On my last day in Venice, I knew I could take it easy. The fastest bus to Ljubljana was only to leave at 11:50 from Venice Mestre, a 12 minute train ride from the island. What followed was a story of how bus rides should not exactly work. The destination of the bus ride, Ljubljana, the Slovenian capital, was however definitively worth the trip.
After a relaxed breakfast in the bar, to which the Backpackers House Venice is attached, I slowly made my way to the Venice Santa Lucia train station. There I got a ticket from the vending machine to almost immediately board the next regional train to Venice Mestre. The bus station was supposed to be right next to the train station according to the lady at the information booth.
Once in Mestre, I followed the signs to the bus station. Inquiring at the ticket booth, the guy at the counter told me, that the next bus for Ljubljana was leaving at 4:50pm… not exactly my information. So I asked him where the Eurolines busses were running from and he sent me back to the train station. On the way, I saw the bus for Ljubljana, so I walked up to the driver, if I could get a ticket from him and when he was leaving. He explained in broken German, that he was leaving more or less in an hour. He already let me put my big backpack in the luggage compartment.

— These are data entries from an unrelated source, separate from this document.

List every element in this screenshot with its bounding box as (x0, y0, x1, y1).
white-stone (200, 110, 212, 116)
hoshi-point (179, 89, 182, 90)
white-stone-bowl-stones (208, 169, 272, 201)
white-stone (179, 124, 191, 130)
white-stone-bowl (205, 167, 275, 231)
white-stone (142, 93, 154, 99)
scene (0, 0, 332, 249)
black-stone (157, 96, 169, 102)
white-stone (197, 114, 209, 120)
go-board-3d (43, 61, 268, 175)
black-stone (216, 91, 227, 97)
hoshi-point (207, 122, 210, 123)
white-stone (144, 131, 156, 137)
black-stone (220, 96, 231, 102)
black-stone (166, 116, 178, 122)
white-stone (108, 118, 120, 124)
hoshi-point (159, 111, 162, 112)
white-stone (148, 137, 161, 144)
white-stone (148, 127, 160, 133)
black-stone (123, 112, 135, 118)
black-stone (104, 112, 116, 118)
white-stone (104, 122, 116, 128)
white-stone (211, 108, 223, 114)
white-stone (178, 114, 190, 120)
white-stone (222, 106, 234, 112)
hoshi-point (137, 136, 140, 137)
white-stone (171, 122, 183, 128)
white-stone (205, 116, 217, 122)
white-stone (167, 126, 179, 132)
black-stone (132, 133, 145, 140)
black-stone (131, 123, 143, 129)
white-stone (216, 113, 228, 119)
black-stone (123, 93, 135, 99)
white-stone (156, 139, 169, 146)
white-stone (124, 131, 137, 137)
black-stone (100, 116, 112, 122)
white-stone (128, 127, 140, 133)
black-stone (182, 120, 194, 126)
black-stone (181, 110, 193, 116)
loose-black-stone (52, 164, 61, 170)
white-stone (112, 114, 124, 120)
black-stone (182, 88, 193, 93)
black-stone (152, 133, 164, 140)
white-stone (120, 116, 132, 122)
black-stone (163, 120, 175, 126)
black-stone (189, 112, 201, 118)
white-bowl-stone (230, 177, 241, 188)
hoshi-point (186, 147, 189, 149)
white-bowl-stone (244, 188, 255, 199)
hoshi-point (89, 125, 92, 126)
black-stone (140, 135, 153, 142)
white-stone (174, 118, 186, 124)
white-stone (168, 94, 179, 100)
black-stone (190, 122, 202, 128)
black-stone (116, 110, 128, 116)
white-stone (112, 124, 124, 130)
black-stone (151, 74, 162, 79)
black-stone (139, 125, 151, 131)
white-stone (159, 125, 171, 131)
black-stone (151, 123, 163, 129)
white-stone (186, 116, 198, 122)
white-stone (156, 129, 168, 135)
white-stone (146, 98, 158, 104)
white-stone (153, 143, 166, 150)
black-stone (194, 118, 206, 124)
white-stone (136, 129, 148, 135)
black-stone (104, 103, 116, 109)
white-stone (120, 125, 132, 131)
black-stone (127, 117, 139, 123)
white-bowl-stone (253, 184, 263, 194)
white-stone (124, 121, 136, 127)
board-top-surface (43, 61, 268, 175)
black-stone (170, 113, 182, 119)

An hour later, I was back at the bus and after waiting for another 45 minutes (it actually was the 11:50 bus), the bus finally left. But only to leave the freeway just before the first toll booth. Oh, nice trick: drive around the toll booth somehow for not having to pay the fees… but the bus turned around at the next roundabout and headed back to the Mestre train station. Apparently some lady had forgotten her partner or a piece of luggage. What followed was a larger commotion, before we set of for Ljubljana again.
I continued my explorations on the next day, by walking across the market and then by climbing up the hill to the castle. Should you ever be in Ljubljana, the 4 euros entrance fee for the museum and the watch tower are money well spent (add another 2 euros if you don’t feel like climbing the hill, but take the funicular instead).
The museum of Slovenian history apparently only just recently (re-)opened and spots very interesting multimedia displays which allow you to take as much detail about the history as you would like. And the view from the watch tower is just superb, Not only can you see the whole city from above, but you also see the alps and the Dalmatian mountain range at the horizon.
The afternoon was spent lazily eating a tortilla (Slovenians seem to love Mexican food, you find some dishes on almost any menu) and drinking an Espresso on the edge of the Ljubljanica river.
My plan for tomorrow is an excursion into the Slovenian Karst to visit the Postojna caves and to the coast either at Koper or Piran.